By showing that "if 9, 10, and 11 are true then 12 is false," we have shown that 9, 10, 1l, and 12 can't all be true. This proves that the algorithm creates a matching with no instabilities.
So, we've reached an important milestone! We have now proved that the Gale-Shapley algorithm really works. No matter what the inputs are, the algorithm always outputs a stable matching, which, by definition is a perfect matching with no unstable pairs.
Our text goes on to define what it means for a man and woman (m, w) to be valid partners. It means there exists a stable matching in which m and w are one of the matches.
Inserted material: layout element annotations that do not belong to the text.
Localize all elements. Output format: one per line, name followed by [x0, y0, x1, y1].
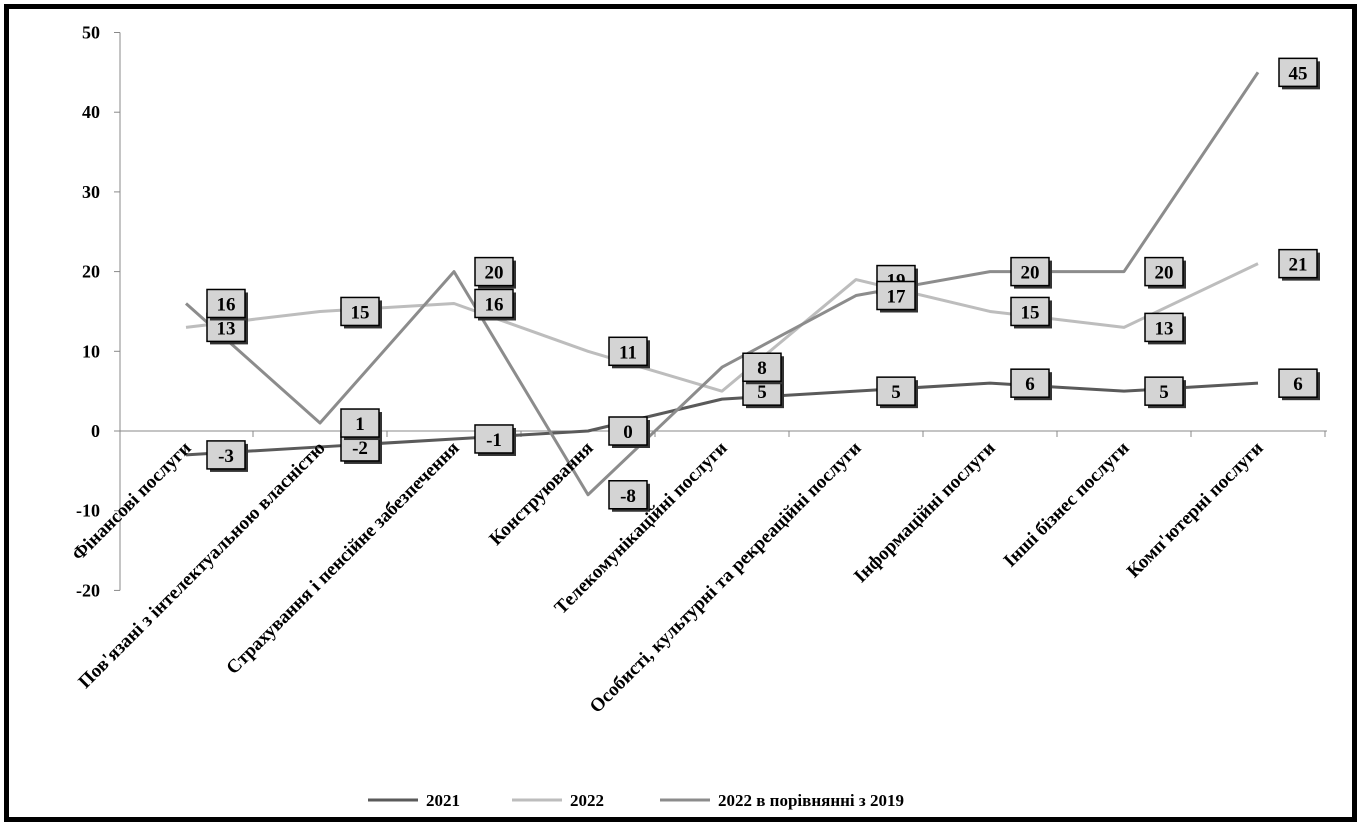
data-label-box	[206, 288, 246, 319]
data-label: -1	[486, 430, 502, 451]
data-label: 11	[619, 342, 637, 363]
x-category-label: Особисті, культурні та рекреаційні послу…	[586, 438, 866, 718]
legend-label: 2022 в порівнянні з 2019	[718, 791, 904, 810]
data-label: 6	[1025, 374, 1035, 395]
x-category-label: Комп'ютерні послуги	[1123, 438, 1268, 583]
data-label-box	[1278, 248, 1318, 279]
y-tick-label: 30	[82, 182, 100, 202]
data-label: 17	[887, 287, 907, 308]
x-category-label: Інші бізнес послуги	[1000, 438, 1134, 572]
data-label-box	[1010, 368, 1050, 398]
data-label: 6	[1293, 374, 1303, 395]
x-category-label: Інформаційні послуги	[850, 438, 999, 587]
data-label: 5	[757, 382, 767, 403]
data-label-box	[1010, 256, 1050, 287]
data-label: 13	[1155, 318, 1174, 339]
y-tick-label: 50	[82, 23, 100, 43]
legend-label: 2021	[426, 791, 460, 810]
data-label-box	[1144, 256, 1184, 287]
data-label-box	[1144, 376, 1184, 406]
data-label: 13	[217, 318, 236, 339]
data-label-box	[1278, 368, 1318, 398]
data-label: 21	[1289, 255, 1308, 276]
data-label: 45	[1289, 63, 1308, 84]
data-label: 20	[485, 263, 504, 284]
data-label: 8	[757, 358, 767, 379]
data-label: 5	[891, 382, 901, 403]
data-label-box	[206, 440, 246, 470]
y-tick-label: -20	[76, 580, 100, 600]
data-label-box	[340, 296, 380, 327]
data-label: 16	[217, 294, 236, 315]
data-label: -3	[218, 446, 234, 467]
data-label-box	[474, 256, 514, 287]
data-label: 16	[485, 294, 504, 315]
data-label: 5	[1159, 382, 1169, 403]
data-label-box	[1278, 57, 1318, 88]
y-tick-label: 20	[82, 262, 100, 282]
data-label: 1	[355, 414, 365, 435]
data-label-box	[608, 336, 648, 367]
data-label-box	[742, 352, 782, 382]
data-label: 15	[351, 302, 370, 323]
data-label-box	[1144, 312, 1184, 343]
chart-frame	[4, 4, 1357, 822]
data-label: 15	[1021, 302, 1040, 323]
data-label-box	[1010, 296, 1050, 327]
data-label-box	[608, 416, 648, 446]
x-category-label: Страхування і пенсійне забезпечення	[222, 438, 463, 679]
x-category-label: Пов'язані з інтелектуальною власністю	[74, 438, 329, 693]
data-label-box	[876, 376, 916, 406]
y-tick-label: 0	[91, 421, 100, 441]
data-label-box	[876, 280, 916, 311]
data-label-box	[340, 408, 380, 438]
data-label: 20	[1021, 263, 1040, 284]
data-label-box	[474, 424, 514, 454]
data-label: 0	[623, 422, 633, 443]
legend-label: 2022	[570, 791, 604, 810]
data-label: 20	[1155, 263, 1174, 284]
y-tick-label: -10	[76, 501, 100, 521]
data-label: -8	[620, 486, 636, 507]
data-label: -2	[352, 438, 368, 459]
series-line-2	[185, 71, 1260, 497]
y-tick-label: 40	[82, 102, 100, 122]
data-label-box	[608, 480, 648, 510]
y-tick-label: 10	[82, 341, 100, 361]
data-label-box	[474, 288, 514, 319]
It is important to understand that there may be stable matchings that cannot be created by the Gale-Shapley algorithm. Keep that in mind when you think about valid partners. A man and woman (m,w) are valid partners if there is any stable matching that matches those two with each other.
After defining valid partners, the text proves that

19. The Gale-Shapley algorithm always matches each man with his "best valid partner" - the valid partner who is highest on his preference list.
Make sure you understand the idea of a "best valid partner." It definitely does not mean "the first choice." Given a set of n men and n women, and all their preference lists, there are many different ways to make a perfect matching. We know that at least one of those prefect matchings is stable (the output of the Gale-Shapley algorithm). There could be more than one stable matching for those men and women and their preferences. How many stable matchings there are depends on exactly what the preferences are. It's possible that a given pair (m,w) are not matched in any of the stable matchings that may exist for the 2n people and their preferences. In that case, we say that m and w are not valid partners. For every man m, there is at least one valid partner (the one he gets from the Gale-Shapley algorithm). Maybe there are more valid partners of m that he gets in other stable matchings. The best valid partner of m is whichever of his valid partners who is highest on his list. That best valid partner could be the actual first woman on m's list, but she could be a woman further down the list, because the first woman on the list may not be a valid partner for m. (Maybe there's no stable matching in which m is matched up with the first woman on his list.) It's even possible that m's best valid partner is the last woman on his list! Depending on what exactly the preferences are, it could work out that way!
Anyway, it seems pretty amazing that the Gale-Shapley algorithm simultaneously gives all the men the "best" match they could hope to receive in any stable matching. Also this fact shows that the algorithm always gives the same matching as its output, no matter what particular men are chosen during the execution to make the next proposal! No matter what, the algorithm will match each guy to his one and only best valid partner!

The central idea of the proof is to demonstrate that when the algorithm runs no man is rejected by a valid partner.
The text also proves that

20. The G-S algorithm pairs each woman with her worst valid partner.
I made proofs of 19 and 20 that are somewhat different from the proofs in our text. Those proofs are included in one of the other documents in my set of notes for this chapter. At the time I'm writing this, the title of that document is "BVP_pf.html."